Extreme Weather Events in the United States

Synopsis

For this assignment we will look at extreme weather events (EVTYPE variable) in the NOAA Storm Database. The data are available for download here, while a description of the data can be found here.
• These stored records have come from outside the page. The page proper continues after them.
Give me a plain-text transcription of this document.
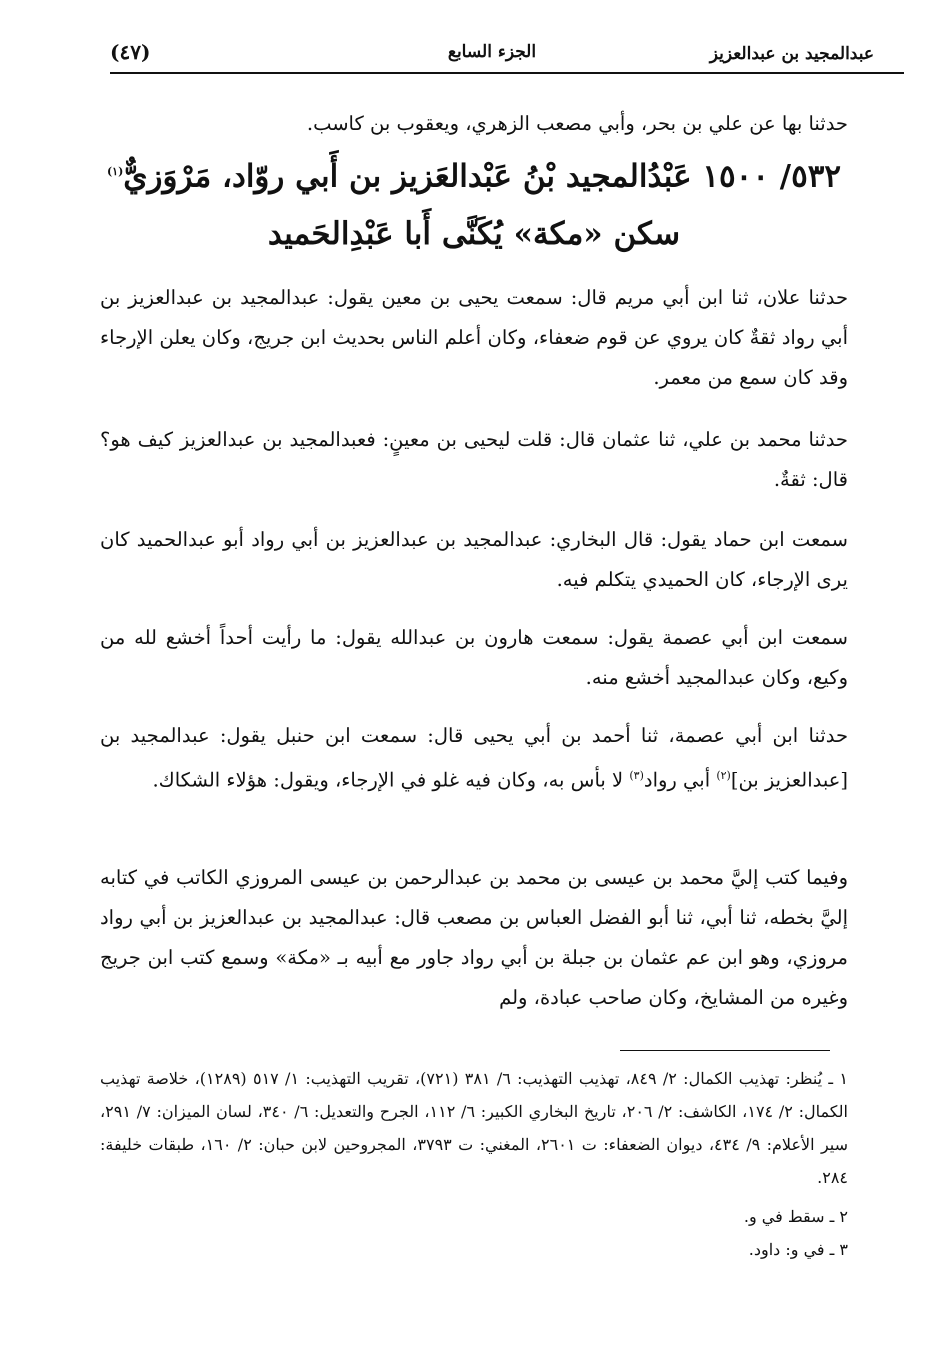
عبدالمجيد بن عبدالعزيز
الجزء السابع
(٤٧)
حدثنا بها عن علي بن بحر، وأبي مصعب الزهري، ويعقوب بن كاسب.
٥٣٢/ ١٥٠٠ عَبْدُالمجيد بْنُ عَبْدالعَزيز بن أَبي روّاد، مَرْوَزيٌّ$^{(١)}$
سكن «مكة» يُكَنَّى أَبا عَبْدِالحَميد
حدثنا علان، ثنا ابن أبي مريم قال: سمعت يحيى بن معين يقول: عبدالمجيد بن عبدالعزيز بن أبي رواد ثقةٌ كان يروي عن قوم ضعفاء، وكان أعلم الناس بحديث ابن جريج، وكان يعلن الإرجاء وقد كان سمع من معمر.
حدثنا محمد بن علي، ثنا عثمان قال: قلت ليحيى بن معينٍ: فعبدالمجيد بن عبدالعزيز كيف هو؟ قال: ثقةٌ.
سمعت ابن حماد يقول: قال البخاري: عبدالمجيد بن عبدالعزيز بن أبي رواد أبو عبدالحميد كان يرى الإرجاء، كان الحميدي يتكلم فيه.
سمعت ابن أبي عصمة يقول: سمعت هارون بن عبدالله يقول: ما رأيت أحداً أخشع لله من وكيع، وكان عبدالمجيد أخشع منه.
حدثنا ابن أبي عصمة، ثنا أحمد بن أبي يحيى قال: سمعت ابن حنبل يقول: عبدالمجيد بن [عبدالعزيز بن]$^{(٢)}$ أبي رواد$^{(٣)}$ لا بأس به، وكان فيه غلو في الإرجاء، ويقول: هؤلاء الشكاك.
وفيما كتب إليَّ محمد بن عيسى بن محمد بن عبدالرحمن بن عيسى المروزي الكاتب في كتابه إليَّ بخطه، ثنا أبي، ثنا أبو الفضل العباس بن مصعب قال: عبدالمجيد بن عبدالعزيز بن أبي رواد مروزي، وهو ابن عم عثمان بن جبلة بن أبي رواد جاور مع أبيه بـ «مكة» وسمع كتب ابن جريج وغيره من المشايخ، وكان صاحب عبادة، ولم
١ ـ يُنظر: تهذيب الكمال: ٢/ ٨٤٩، تهذيب التهذيب: ٦/ ٣٨١ (٧٢١)، تقريب التهذيب: ١/ ٥١٧ (١٢٨٩)، خلاصة تهذيب الكمال: ٢/ ١٧٤، الكاشف: ٢/ ٢٠٦، تاريخ البخاري الكبير: ٦/ ١١٢، الجرح والتعديل: ٦/ ٣٤٠، لسان الميزان: ٧/ ٢٩١، سير الأعلام: ٩/ ٤٣٤، ديوان الضعفاء: ت ٢٦٠١، المغني: ت ٣٧٩٣، المجروحين لابن حبان: ٢/ ١٦٠، طبقات خليفة: ٢٨٤.
٢ ـ سقط في و.
٣ ـ في و: داود.
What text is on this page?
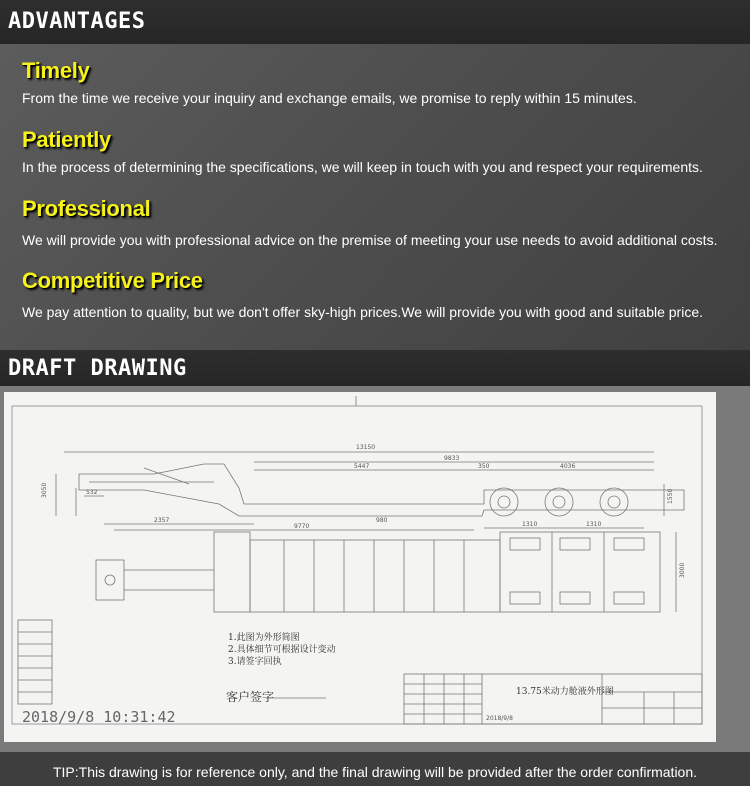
ADVANTAGES
Timely
From the time we receive your inquiry and exchange emails, we promise to reply within 15 minutes.
Patiently
In the process of determining the specifications, we will keep in touch with you and respect your requirements.
Professional
We will provide you with professional advice on the premise of meeting your use needs to avoid additional costs.
Competitive Price
We pay attention to quality, but we don't offer sky-high prices.We will provide you with good and suitable price.
DRAFT DRAWING
13150
9833
5447	350	4036
532
2357
9770	1310	1310
3050	1550
3000
980
2018/9/8
1.此图为外形简图
2.具体细节可根据设计变动
3.请签字回执
客户签字	13.75米动力舱液外形图
2018/9/8 10:31:42
TIP:This drawing is for reference only, and the final drawing will be provided after the order confirmation.
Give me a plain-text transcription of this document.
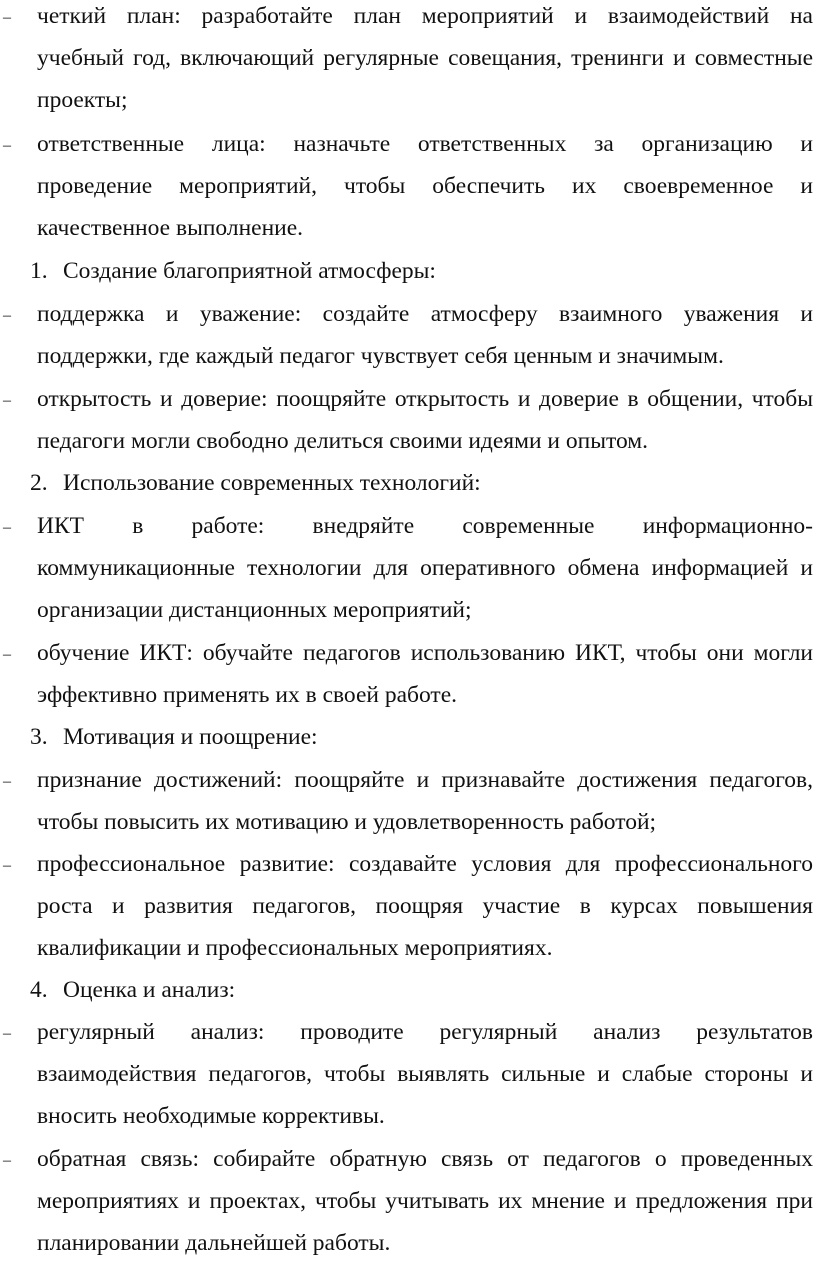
– четкий план: разработайте план мероприятий и взаимодействий на
учебный год, включающий регулярные совещания, тренинги и совместные
проекты;
– ответственные лица: назначьте ответственных за организацию и
проведение мероприятий, чтобы обеспечить их своевременное и
качественное выполнение.
1. Создание благоприятной атмосферы:
– поддержка и уважение: создайте атмосферу взаимного уважения и
поддержки, где каждый педагог чувствует себя ценным и значимым.
– открытость и доверие: поощряйте открытость и доверие в общении, чтобы
педагоги могли свободно делиться своими идеями и опытом.
2. Использование современных технологий:
– ИКТ в работе: внедряйте современные информационно-
коммуникационные технологии для оперативного обмена информацией и
организации дистанционных мероприятий;
– обучение ИКТ: обучайте педагогов использованию ИКТ, чтобы они могли
эффективно применять их в своей работе.
3. Мотивация и поощрение:
– признание достижений: поощряйте и признавайте достижения педагогов,
чтобы повысить их мотивацию и удовлетворенность работой;
– профессиональное развитие: создавайте условия для профессионального
роста и развития педагогов, поощряя участие в курсах повышения
квалификации и профессиональных мероприятиях.
4. Оценка и анализ:
– регулярный анализ: проводите регулярный анализ результатов
взаимодействия педагогов, чтобы выявлять сильные и слабые стороны и
вносить необходимые коррективы.
– обратная связь: собирайте обратную связь от педагогов о проведенных
мероприятиях и проектах, чтобы учитывать их мнение и предложения при
планировании дальнейшей работы.
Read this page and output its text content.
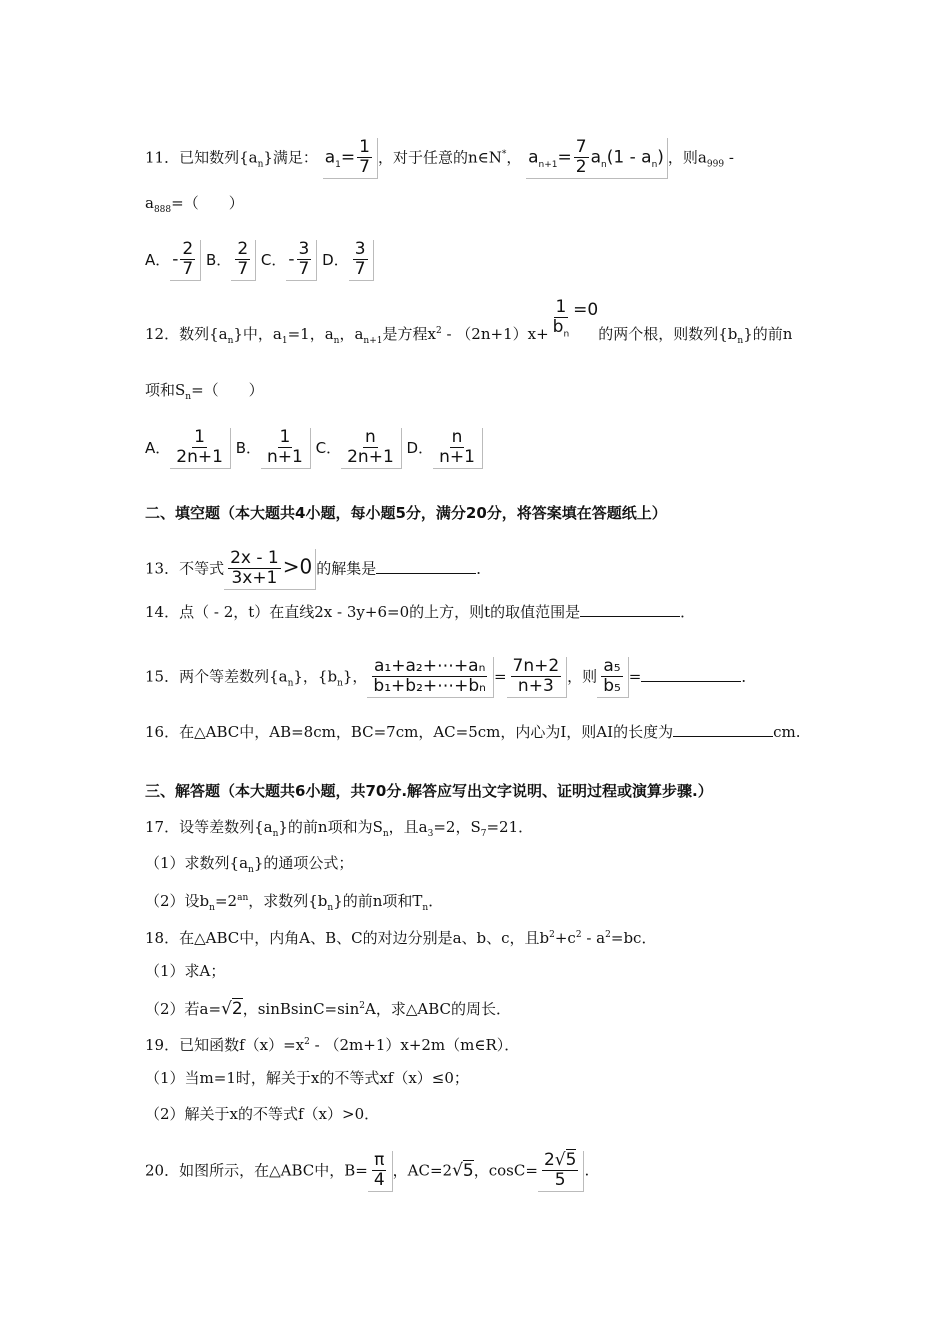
11．已知数列$\{a_n\}$满足： $a_1= \frac{1}{7}$ ，对于任意的n∈N*， $a_{n+1}= \frac{7}{2} a_n(1 - a_n)$ ，则$a_{999}$ -
$a_{888}=$（　　）
A． - $\frac{2}{7}$ B． $\frac{2}{7}$ C． - $\frac{3}{7}$ D． $\frac{3}{7}$
12．数列$\{a_n\}$中，$a_1=1$，$a_n$，$a_{n+1}$是方程$x^2 - (2n+1)x+ \frac{1}{b_n} =0$的两个根，则数列$\{b_n\}$的前n
项和$S_n=$（　　）
A． $\frac{1}{2n+1}$ B． $\frac{1}{n+1}$ C． $\frac{n}{2n+1}$ D． $\frac{n}{n+1}$
二、填空题（本大题共4小题，每小题5分，满分20分，将答案填在答题纸上）
13．不等式 $\frac{2x - 1}{3x+1} >0$ 的解集是	．
14．点（ - 2，t）在直线2x - 3y+6=0的上方，则t的取值范围是	．
15．两个等差数列$\{a_n\}$，$\{b_n\}$， $\frac{\text{a₁+a₂+⋯+aₙ}}{\text{b₁+b₂+⋯+bₙ}} = \frac{7n+2}{n+3}$ ，则 $\frac{\text{a₅}}{\text{b₅}}$ =	．
16．在△ABC中，AB=8cm，BC=7cm，AC=5cm，内心为I，则AI的长度为	cm.
三、解答题（本大题共6小题，共70分.解答应写出文字说明、证明过程或演算步骤.）
17．设等差数列$\{a_n\}$的前n项和为$S_n$，且$a_3=2$，$S_7=21$．
（1）求数列$\{a_n\}$的通项公式；
（2）设$b_n=2^{an}$，求数列$\{b_n\}$的前n项和$T_n$．
18．在△ABC中，内角A、B、C的对边分别是a、b、c，且$b^2+c^2 - a^2=bc$．
（1）求A；
（2）若a=√2，$sinBsinC=\sin^2A$，求△ABC的周长．
19．已知函数$f(x)=x^2$ - （2m+1）x+2m（m∈R）．
（1）当m=1时，解关于x的不等式xf（x）≤0；
（2）解关于x的不等式f（x）>0．
20．如图所示，在△ABC中，$B= \frac{\pi}{4}$ ，AC=2√5，$\cos C= \frac{2√5}{5}$ .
We will focus on events that caused the most health damage (injuries and fatalities) as well as the most economic consequences (crop damage).

Data Processing

knitr::opts_chunk$set(echo=TRUE, cache=TRUE)
library(R.utils)
## Loading required package: R.oo
## Loading required package: R.methodsS3
## R.methodsS3 v1.8.2 (2022-06-13 22:00:14 UTC) successfully loaded. See ?R.methodsS3 for help.
## R.oo v1.26.0 (2024-01-24 05:12:50 UTC) successfully loaded. See ?R.oo for help.
## 
## Attaching package: 'R.oo'
## The following object is masked from 'package:R.methodsS3':
## 
##     throw
## The following objects are masked from 'package:methods':
## 
##     getClasses, getMethods
## The following objects are masked from 'package:base':
## 
##     attach, detach, load, save
## R.utils v2.12.3 (2023-11-18 01:00:02 UTC) successfully loaded. See ?R.utils for help.
## 
## Attaching package: 'R.utils'
## The following object is masked from 'package:utils':
## 
##     timestamp
## The following objects are masked from 'package:base':
## 
##     cat, commandArgs, getOption, isOpen, nullfile, parse, use, warnings
library(dplyr)
## 
## Attaching package: 'dplyr'
## The following objects are masked from 'package:stats':
## 
##     filter, lag
## The following objects are masked from 'package:base':
## 
##     intersect, setdiff, setequal, union
library(data.table)
## 
## Attaching package: 'data.table'
## The following objects are masked from 'package:dplyr':
## 
##     between, first, last
library(ggplot2)
url <- "https://d396qusza40orc.cloudfront.net/repdata%2Fdata%2FStormData.csv.bz2"
if(! file.exists("download.bz2")){
    download.file(url, "download.bz2")
}
if(! file.exists("download")){
    bunzip2("download.bz2")
} 
data <- fread("download")

Events harmful to population health

names(data)
##  [1] "STATE__"    "BGN_DATE"   "BGN_TIME"   "TIME_ZONE"  "COUNTY"    
##  [6] "COUNTYNAME" "STATE"      "EVTYPE"     "BGN_RANGE"  "BGN_AZI"   
## [11] "BGN_LOCATI" "END_DATE"   "END_TIME"   "COUNTY_END" "COUNTYENDN"
## [16] "END_RANGE"  "END_AZI"    "END_LOCATI" "LENGTH"     "WIDTH"     
## [21] "F"          "MAG"        "FATALITIES" "INJURIES"   "PROPDMG"   
## [26] "PROPDMGEXP" "CROPDMG"    "CROPDMGEXP" "WFO"        "STATEOFFIC"
## [31] "ZONENAMES"  "LATITUDE"   "LONGITUDE"  "LATITUDE_E" "LONGITUDE_"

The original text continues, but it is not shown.